First, I need to tell you that you’re not alone. I hear from so many gifted young leaders like yourself who are facing the same struggle. You’re not only not alone now, but this is a common experience back through church history. For example, imagine what it would have been like …
– to have accepted the unconventional pattern of St Patrick or St. Francis in a church that considered them to be extremists.
– to have believed that Copernicus and Galileo were right about the earth not being in the center of the universe …
– to have accepted ideas of the Reformation in a church that wasn’t yet on board.
– to have become an abolitionist in one of the vast majority of churches that were pro-slavery in the 1830’s or 1840’s.
– to have believed that Dr. King was right and Jim Crowe laws were wrong in the 1950’s or early 1960’s here in the US, or to have believed that Apartheid was wrong in white South African churches through the 1980’s.
– to have resisted the agenda of the Religious Right in churches that were accepting it hook, line, and sinker in the 1980’s and 1990’s and early 2000’s …
I know that doesn’t solve your problem, but I hope it gives you some perspective. To be faithful to Jesus is a rough go more often than not.
Second, I’d recommend if you find some of my ideas helpful, you don’t quote me. Root what you need to say in Scripture … I believe that anything worthwhile that I say can be validated in the Bible.
By way of practical suggestions, here are a few. I wish they were easier and better!
1. You may need to go to your church leaders and simply come clean, taking a risk and being vulnerable. Share with them your honest questions, beliefs, and changing views. Then ask, “Would you rather someone like me leave? And if so, how could we do this in a charitable, God-honoring, and mutually respectful way?” They may want you to stay – and you could explore ways that could work.

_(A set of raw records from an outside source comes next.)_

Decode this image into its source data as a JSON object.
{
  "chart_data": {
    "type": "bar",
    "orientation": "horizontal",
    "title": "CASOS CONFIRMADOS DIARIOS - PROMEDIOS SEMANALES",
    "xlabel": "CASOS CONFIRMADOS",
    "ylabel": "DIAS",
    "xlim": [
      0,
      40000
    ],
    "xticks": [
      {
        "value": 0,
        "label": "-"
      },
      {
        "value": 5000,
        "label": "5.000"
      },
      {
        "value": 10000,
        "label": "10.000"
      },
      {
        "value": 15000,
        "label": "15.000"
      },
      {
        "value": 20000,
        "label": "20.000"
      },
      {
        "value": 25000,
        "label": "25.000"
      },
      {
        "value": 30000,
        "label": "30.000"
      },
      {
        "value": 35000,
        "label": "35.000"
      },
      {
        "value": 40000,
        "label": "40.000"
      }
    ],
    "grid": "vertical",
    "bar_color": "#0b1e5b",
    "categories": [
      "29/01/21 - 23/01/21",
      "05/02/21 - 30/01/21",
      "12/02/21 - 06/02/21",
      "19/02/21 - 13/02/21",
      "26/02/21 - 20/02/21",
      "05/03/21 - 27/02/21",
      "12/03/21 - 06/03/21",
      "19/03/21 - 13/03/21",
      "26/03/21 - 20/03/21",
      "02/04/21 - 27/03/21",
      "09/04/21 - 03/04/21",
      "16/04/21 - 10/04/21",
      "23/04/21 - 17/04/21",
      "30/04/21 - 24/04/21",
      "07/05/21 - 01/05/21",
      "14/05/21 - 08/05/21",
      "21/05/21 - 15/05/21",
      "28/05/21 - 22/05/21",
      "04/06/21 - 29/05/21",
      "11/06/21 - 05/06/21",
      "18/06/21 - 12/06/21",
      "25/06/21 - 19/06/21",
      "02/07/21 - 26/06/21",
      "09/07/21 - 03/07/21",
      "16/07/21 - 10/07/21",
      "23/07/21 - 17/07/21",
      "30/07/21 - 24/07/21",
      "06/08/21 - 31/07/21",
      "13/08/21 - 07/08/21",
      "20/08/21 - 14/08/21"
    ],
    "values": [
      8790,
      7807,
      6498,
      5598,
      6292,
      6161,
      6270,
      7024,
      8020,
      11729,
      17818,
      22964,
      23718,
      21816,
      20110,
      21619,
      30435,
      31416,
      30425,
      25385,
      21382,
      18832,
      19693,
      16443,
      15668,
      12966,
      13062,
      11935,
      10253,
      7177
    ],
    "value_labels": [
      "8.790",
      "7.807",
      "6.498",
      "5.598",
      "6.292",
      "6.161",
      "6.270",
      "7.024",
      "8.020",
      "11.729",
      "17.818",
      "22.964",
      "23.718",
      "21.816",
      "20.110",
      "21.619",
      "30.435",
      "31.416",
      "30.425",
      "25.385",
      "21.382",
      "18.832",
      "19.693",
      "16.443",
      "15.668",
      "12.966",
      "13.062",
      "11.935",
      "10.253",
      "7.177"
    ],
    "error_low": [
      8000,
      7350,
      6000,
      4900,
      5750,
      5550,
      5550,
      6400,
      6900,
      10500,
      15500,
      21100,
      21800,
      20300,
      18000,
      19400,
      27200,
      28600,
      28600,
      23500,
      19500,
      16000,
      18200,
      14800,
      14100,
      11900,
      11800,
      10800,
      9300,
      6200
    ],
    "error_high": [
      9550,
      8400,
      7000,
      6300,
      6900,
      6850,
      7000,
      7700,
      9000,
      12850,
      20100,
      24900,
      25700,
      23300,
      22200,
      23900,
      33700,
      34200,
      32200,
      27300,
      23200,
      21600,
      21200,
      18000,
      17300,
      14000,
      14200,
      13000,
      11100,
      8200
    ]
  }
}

2. Short of #1, you may need to simply do your job in ways that satisfy your employer and don’t violate your conscience – for a time at least. For example, you don’t have to preach on “emergent” subjects that disturb the congregation: you can focus on topics that are mutually acceptable. Then, in your free time (off the church payroll), you are free to invite people from outside your church over to your home to discuss things in a freer context. In other words, in the short-run, you might be able to see your church job as a kind of “tent-making” where you prove yourself an exemplary employee – extraordinary would be even better than exemplary. If you were a nurse or engineer or bus driver or school teacher, you’d have to do the same thing … fulfill your job description without bringing in a bunch of “emergent” stuff that your employer isn’t interested in.
3. You may find it best to start something new. God knows we need a lot of new works! Perhaps this could be done within your denomination, but if not, there are several denominations that are really interested in innovative new expressions of church.
4. You might find another church that is dying to find someone like you, because they’re trying to “emerge” but need gifted staff to help them. I keep hoping that emergentvillage.com will find a way to facilitate this kind of employment match-up … maybe someday.
In the meantime, it’s so important that you have some friends for mutual support, encouragement, exchange of ideas, and prayer. You may be able to find or form a cohort in your area (see emergentvillage.com for help in this) … This is a chance to deepen your roots in Christ and to strengthen your character. But it’s full of pitfalls and dangers and temptations too. Don’t go it alone.
My prayers – and I hope the prayers of readers of this blog – are with you today.